Kudos to Shelby Fields, University of Virginia Ph.D. student of materials science and engineering, who first-authored a collaborative research paper published and selected as an “editor’s pick” in Applied Physics Letters.

The paper, Compositional and phase dependence of elastic modulus of crystalline and amorphous Hf1-xZrxO2 thin films, showcases a method to directly measure the speed of sound within a nanoscale thickness thin film to quantify a material property called the elastic modulus. This value is critical for measuring the stress present within materials following their processing.

Fields is advised by Jon Ihlefeld, associate professor of materials science and engineering and electrical and computer engineering.
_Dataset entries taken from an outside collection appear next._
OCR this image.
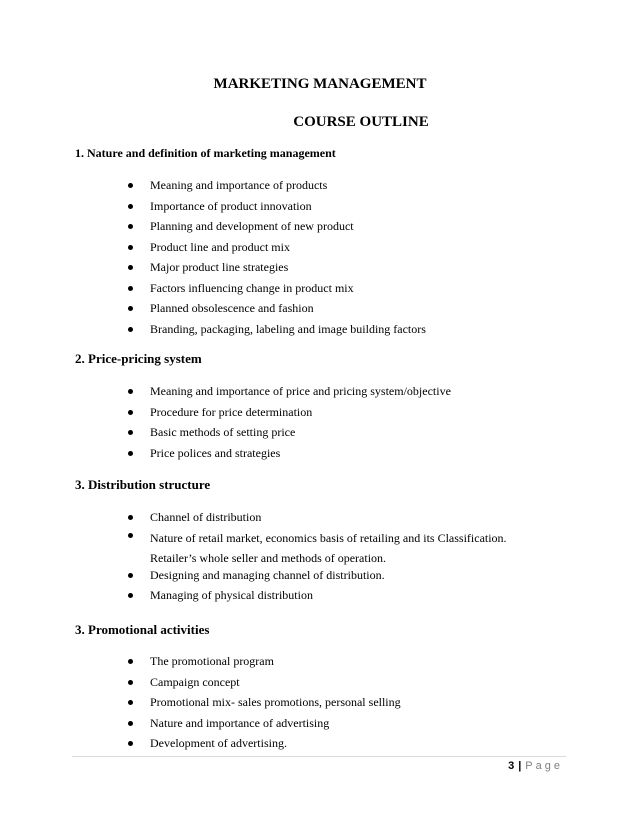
MARKETING MANAGEMENT
COURSE OUTLINE
1. Nature and definition of marketing management
Meaning and importance of products
Importance of product innovation
Planning and development of new product
Product line and product mix
Major product line strategies
Factors influencing change in product mix
Planned obsolescence and fashion
Branding, packaging, labeling and image building factors
2. Price-pricing system
Meaning and importance of price and pricing system/objective
Procedure for price determination
Basic methods of setting price
Price polices and strategies
3. Distribution structure
Channel of distribution
Nature of retail market, economics basis of retailing and its Classification. Retailer’s whole seller and methods of operation.
Designing and managing channel of distribution.
Managing of physical distribution
3. Promotional activities
The promotional program
Campaign concept
Promotional mix- sales promotions, personal selling
Nature and importance of advertising
Development of advertising.
3 | Page
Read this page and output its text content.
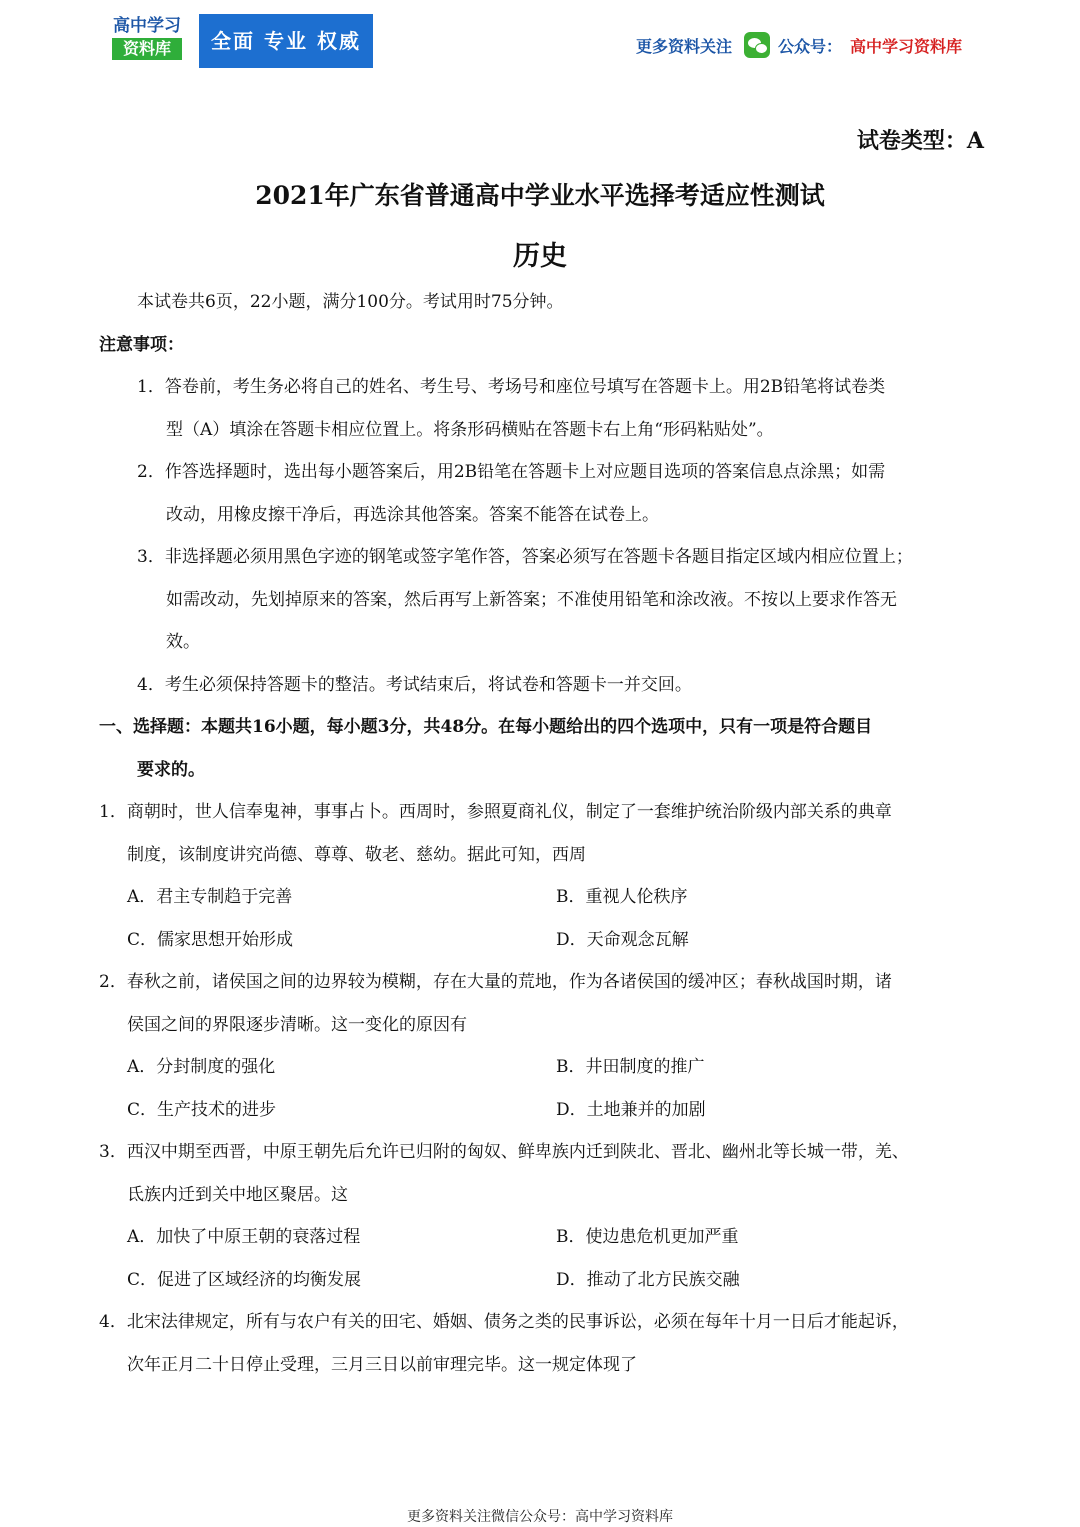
高中学习
资料库	全面 专业 权威	更多资料关注	公众号： 高中学习资料库
试卷类型：A
2021年广东省普通高中学业水平选择考适应性测试
历史
本试卷共6页，22小题，满分100分。考试用时75分钟。
注意事项：
1．答卷前，考生务必将自己的姓名、考生号、考场号和座位号填写在答题卡上。用2B铅笔将试卷类
型（A）填涂在答题卡相应位置上。将条形码横贴在答题卡右上角“形码粘贴处”。
2．作答选择题时，选出每小题答案后，用2B铅笔在答题卡上对应题目选项的答案信息点涂黑；如需
改动，用橡皮擦干净后，再选涂其他答案。答案不能答在试卷上。
3．非选择题必须用黑色字迹的钢笔或签字笔作答，答案必须写在答题卡各题目指定区域内相应位置上；
如需改动，先划掉原来的答案，然后再写上新答案；不准使用铅笔和涂改液。不按以上要求作答无
效。
4．考生必须保持答题卡的整洁。考试结束后，将试卷和答题卡一并交回。
一、选择题：本题共16小题，每小题3分，共48分。在每小题给出的四个选项中，只有一项是符合题目
要求的。
1．商朝时，世人信奉鬼神，事事占卜。西周时，参照夏商礼仪，制定了一套维护统治阶级内部关系的典章
制度，该制度讲究尚德、尊尊、敬老、慈幼。据此可知，西周
A．君主专制趋于完善	B．重视人伦秩序
C．儒家思想开始形成	D．天命观念瓦解
2．春秋之前，诸侯国之间的边界较为模糊，存在大量的荒地，作为各诸侯国的缓冲区；春秋战国时期，诸
侯国之间的界限逐步清晰。这一变化的原因有
A．分封制度的强化	B．井田制度的推广
C．生产技术的进步	D．土地兼并的加剧
3．西汉中期至西晋，中原王朝先后允许已归附的匈奴、鲜卑族内迁到陕北、晋北、幽州北等长城一带，羌、
氐族内迁到关中地区聚居。这
A．加快了中原王朝的衰落过程	B．使边患危机更加严重
C．促进了区域经济的均衡发展	D．推动了北方民族交融
4．北宋法律规定，所有与农户有关的田宅、婚姻、债务之类的民事诉讼，必须在每年十月一日后才能起诉，
次年正月二十日停止受理，三月三日以前审理完毕。这一规定体现了
更多资料关注微信公众号：高中学习资料库
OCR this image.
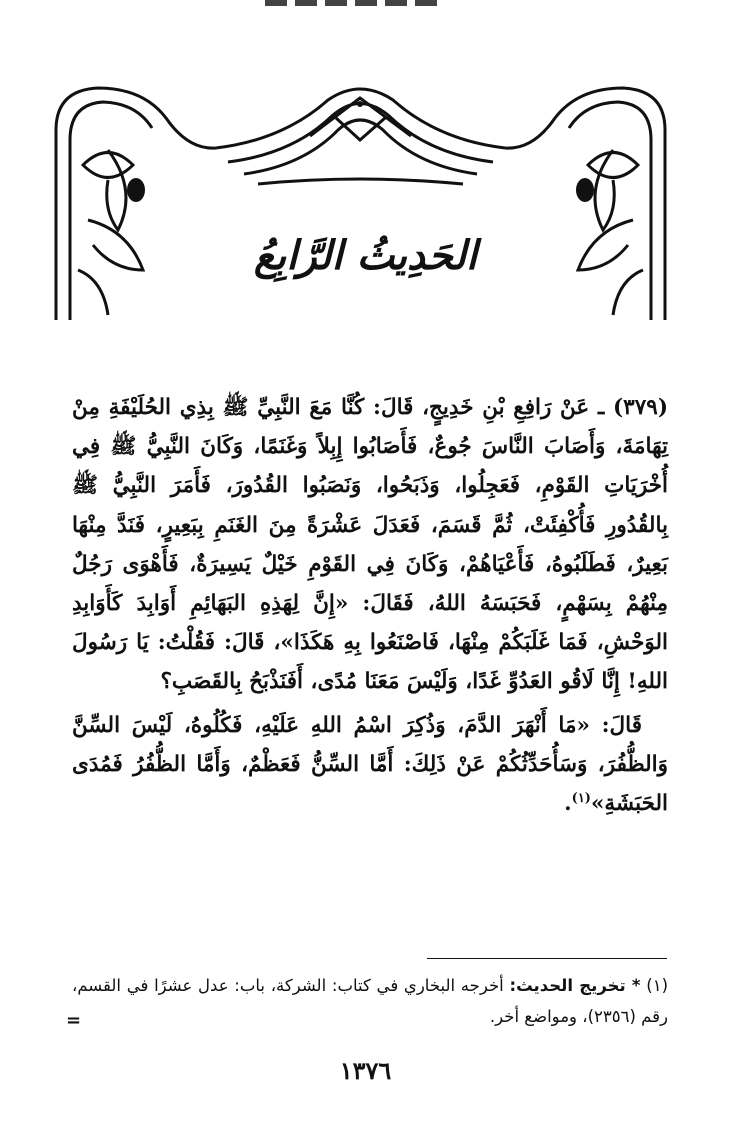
الحَدِيثُ الرَّابِعُ

(٣٧٩) ـ عَنْ رَافِعِ بْنِ خَدِيجٍ، قَالَ: كُنَّا مَعَ النَّبِيِّ ﷺ بِذِي الحُلَيْفَةِ مِنْ تِهَامَةَ، وَأَصَابَ النَّاسَ جُوعٌ، فَأَصَابُوا إِبِلاً وَغَنَمًا، وَكَانَ النَّبِيُّ ﷺ فِي أُخْرَيَاتِ القَوْمِ، فَعَجِلُوا، وَذَبَحُوا، وَنَصَبُوا القُدُورَ، فَأَمَرَ النَّبِيُّ ﷺ بِالقُدُورِ فَأُكْفِئَتْ، ثُمَّ قَسَمَ، فَعَدَلَ عَشْرَةً مِنَ الغَنَمِ بِبَعِيرٍ، فَنَدَّ مِنْهَا بَعِيرٌ، فَطَلَبُوهُ، فَأَعْيَاهُمْ، وَكَانَ فِي القَوْمِ خَيْلٌ يَسِيرَةٌ، فَأَهْوَى رَجُلٌ مِنْهُمْ بِسَهْمٍ، فَحَبَسَهُ اللهُ، فَقَالَ: «إِنَّ لِهَذِهِ البَهَائِمِ أَوَابِدَ كَأَوَابِدِ الوَحْشِ، فَمَا غَلَبَكُمْ مِنْهَا، فَاصْنَعُوا بِهِ هَكَذَا»، قَالَ: فَقُلْتُ: يَا رَسُولَ اللهِ! إِنَّا لَاقُو العَدُوِّ غَدًا، وَلَيْسَ مَعَنَا مُدًى، أَفَنَذْبَحُ بِالقَصَبِ؟

قَالَ: «مَا أَنْهَرَ الدَّمَ، وَذُكِرَ اسْمُ اللهِ عَلَيْهِ، فَكُلُوهُ، لَيْسَ السِّنَّ وَالظُّفُرَ، وَسَأُحَدِّثُكُمْ عَنْ ذَلِكَ: أَمَّا السِّنُّ فَعَظْمٌ، وَأَمَّا الظُّفُرُ فَمُدَى الحَبَشَةِ»$^{(١)}$.

(١) * تخريج الحديث: أخرجه البخاري في كتاب: الشركة، باب: عدل عشرًا في القسم، رقم (٢٣٥٦)، ومواضع أخر.

=
١٣٧٦
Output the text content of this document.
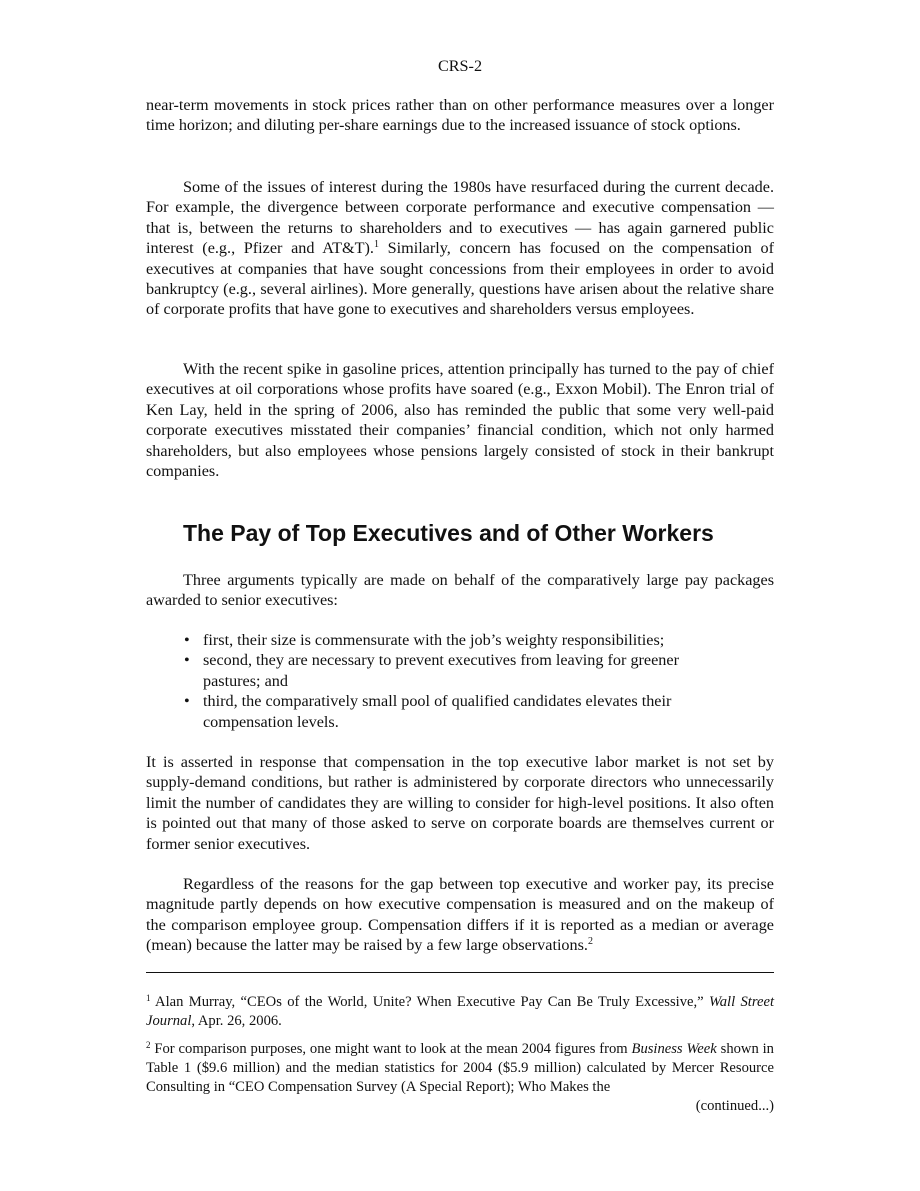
CRS-2

near-term movements in stock prices rather than on other performance measures over a longer time horizon; and diluting per-share earnings due to the increased issuance of stock options.

Some of the issues of interest during the 1980s have resurfaced during the current decade. For example, the divergence between corporate performance and executive compensation — that is, between the returns to shareholders and to executives — has again garnered public interest (e.g., Pfizer and AT&T).$^1$ Similarly, concern has focused on the compensation of executives at companies that have sought concessions from their employees in order to avoid bankruptcy (e.g., several airlines). More generally, questions have arisen about the relative share of corporate profits that have gone to executives and shareholders versus employees.

With the recent spike in gasoline prices, attention principally has turned to the pay of chief executives at oil corporations whose profits have soared (e.g., Exxon Mobil). The Enron trial of Ken Lay, held in the spring of 2006, also has reminded the public that some very well-paid corporate executives misstated their companies’ financial condition, which not only harmed shareholders, but also employees whose pensions largely consisted of stock in their bankrupt companies.

The Pay of Top Executives and of Other Workers

Three arguments typically are made on behalf of the comparatively large pay packages awarded to senior executives:

• first, their size is commensurate with the job’s weighty responsibilities;
• second, they are necessary to prevent executives from leaving for greener pastures; and
• third, the comparatively small pool of qualified candidates elevates their compensation levels.

It is asserted in response that compensation in the top executive labor market is not set by supply-demand conditions, but rather is administered by corporate directors who unnecessarily limit the number of candidates they are willing to consider for high-level positions. It also often is pointed out that many of those asked to serve on corporate boards are themselves current or former senior executives.

Regardless of the reasons for the gap between top executive and worker pay, its precise magnitude partly depends on how executive compensation is measured and on the makeup of the comparison employee group. Compensation differs if it is reported as a median or average (mean) because the latter may be raised by a few large observations.$^2$

$^1$ Alan Murray, “CEOs of the World, Unite? When Executive Pay Can Be Truly Excessive,” Wall Street Journal, Apr. 26, 2006.

$^2$ For comparison purposes, one might want to look at the mean 2004 figures from Business Week shown in Table 1 ($9.6 million) and the median statistics for 2004 ($5.9 million) calculated by Mercer Resource Consulting in “CEO Compensation Survey (A Special Report); Who Makes the

(continued...)
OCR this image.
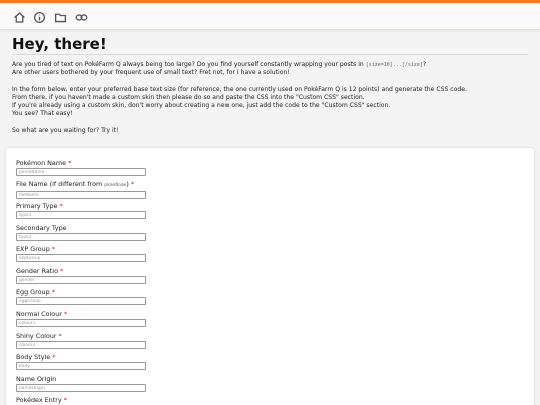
Hey, there!

Are you tired of text on PokéFarm Q always being too large? Do you find yourself constantly wrapping your posts in [size=10]...[/size]?

Are other users bothered by your frequent use of small text? Fret not, for I have a solution!

In the form below, enter your preferred base text size (for reference, the one currently used on PokéFarm Q is 12 points) and generate the CSS code.

From there, if you haven't made a custom skin then please do so and paste the CSS into the "Custom CSS" section.

If you're already using a custom skin, don't worry about creating a new one, just add the code to the "Custom CSS" section.

You see? That easy!

So what are you waiting for? Try it!

Pokémon Name *
pkmnName
File Name (if different from pkmnName) *
fileName
Primary Type *
type1
Secondary Type
type2
EXP Group *
expGroup
Gender Ratio *
gender
Egg Group *
eggGroup
Normal Colour *
colour1
Shiny Colour *
colour2
Body Style *
body
Name Origin
nameOrigin
Pokédex Entry *
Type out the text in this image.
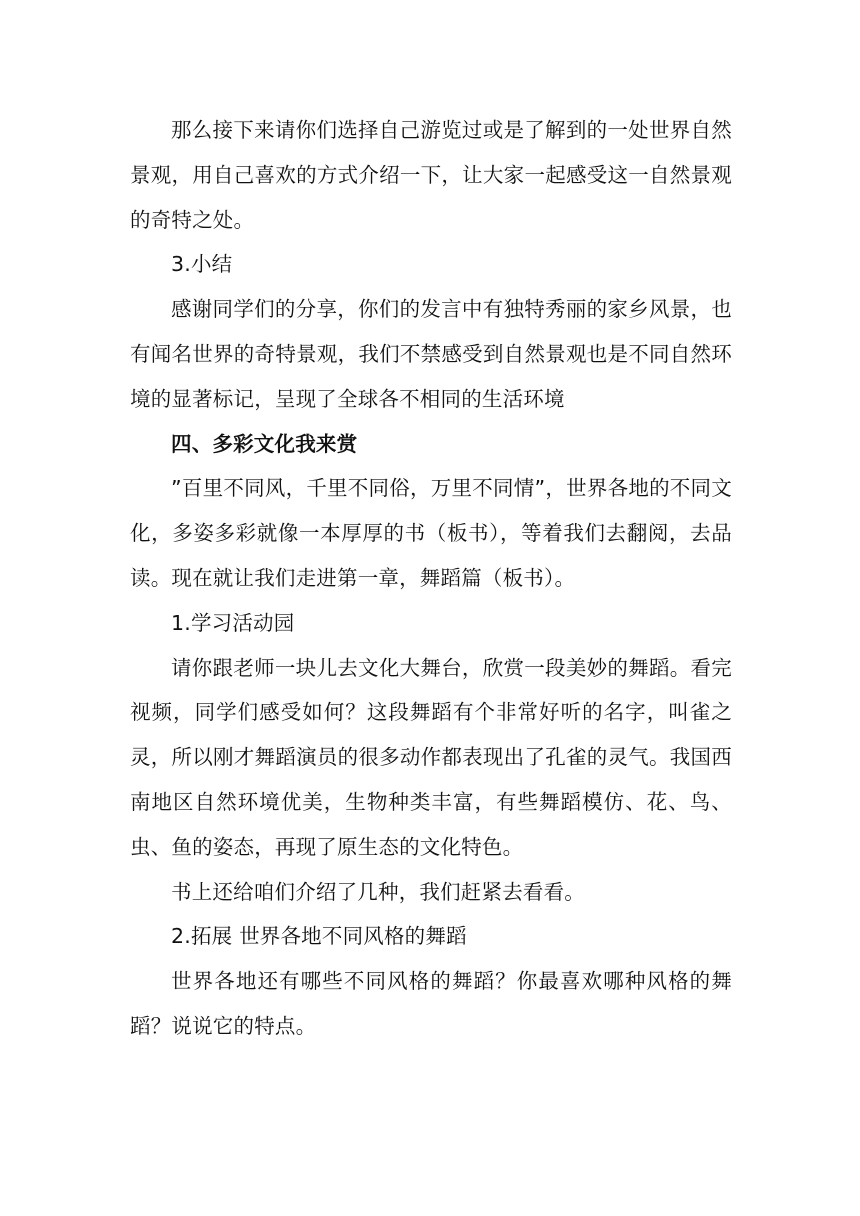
那么接下来请你们选择自己游览过或是了解到的一处世界自然景观，用自己喜欢的方式介绍一下，让大家一起感受这一自然景观的奇特之处。

3.小结

感谢同学们的分享，你们的发言中有独特秀丽的家乡风景，也有闻名世界的奇特景观，我们不禁感受到自然景观也是不同自然环境的显著标记，呈现了全球各不相同的生活环境

四、多彩文化我来赏

”百里不同风，千里不同俗，万里不同情”，世界各地的不同文化，多姿多彩就像一本厚厚的书（板书），等着我们去翻阅，去品读。现在就让我们走进第一章，舞蹈篇（板书）。

1.学习活动园

请你跟老师一块儿去文化大舞台，欣赏一段美妙的舞蹈。看完视频，同学们感受如何？这段舞蹈有个非常好听的名字，叫雀之灵，所以刚才舞蹈演员的很多动作都表现出了孔雀的灵气。我国西南地区自然环境优美，生物种类丰富，有些舞蹈模仿、花、鸟、虫、鱼的姿态，再现了原生态的文化特色。

书上还给咱们介绍了几种，我们赶紧去看看。

2.拓展 世界各地不同风格的舞蹈

世界各地还有哪些不同风格的舞蹈？你最喜欢哪种风格的舞蹈？说说它的特点。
The research involved members of Ihlefeld’s multifunctional thin film group; professor of mechanical and aerospace engineering Patrick Hopkins and recent PhD graduate David Olson working in Hopkins’ ExSiTE Lab; Diane A. Dickie, senior scientist in UVA’s Nanoscale Materials Characterization Facility; and researchers at the Sandia and Oak Ridge National Laboratories.

The team applied their direct measurement method to hafnium zirconium oxide thin films, enabling future investigations of stress effects on the stability and performance of the material system. These silicon-compatible materials, which demonstrate ferroelectric properties when processed at < 40 nm thickness scales, are being developed for next-generation computer chip transistor and memory technologies.

The team’s femto-second laser-based technique directly measures the speed of sound through the material, which is historically very difficult in films that are only nanometers thick. Thus, the measured 20 nm-thick hafnium zirconium oxide thin films with varying compositions presented ideal candidates for characterization. To demonstrate the utility of this elastic modulus value, the team utilized X-ray diffraction measurements to quantify the post-processing stress present within each of the films.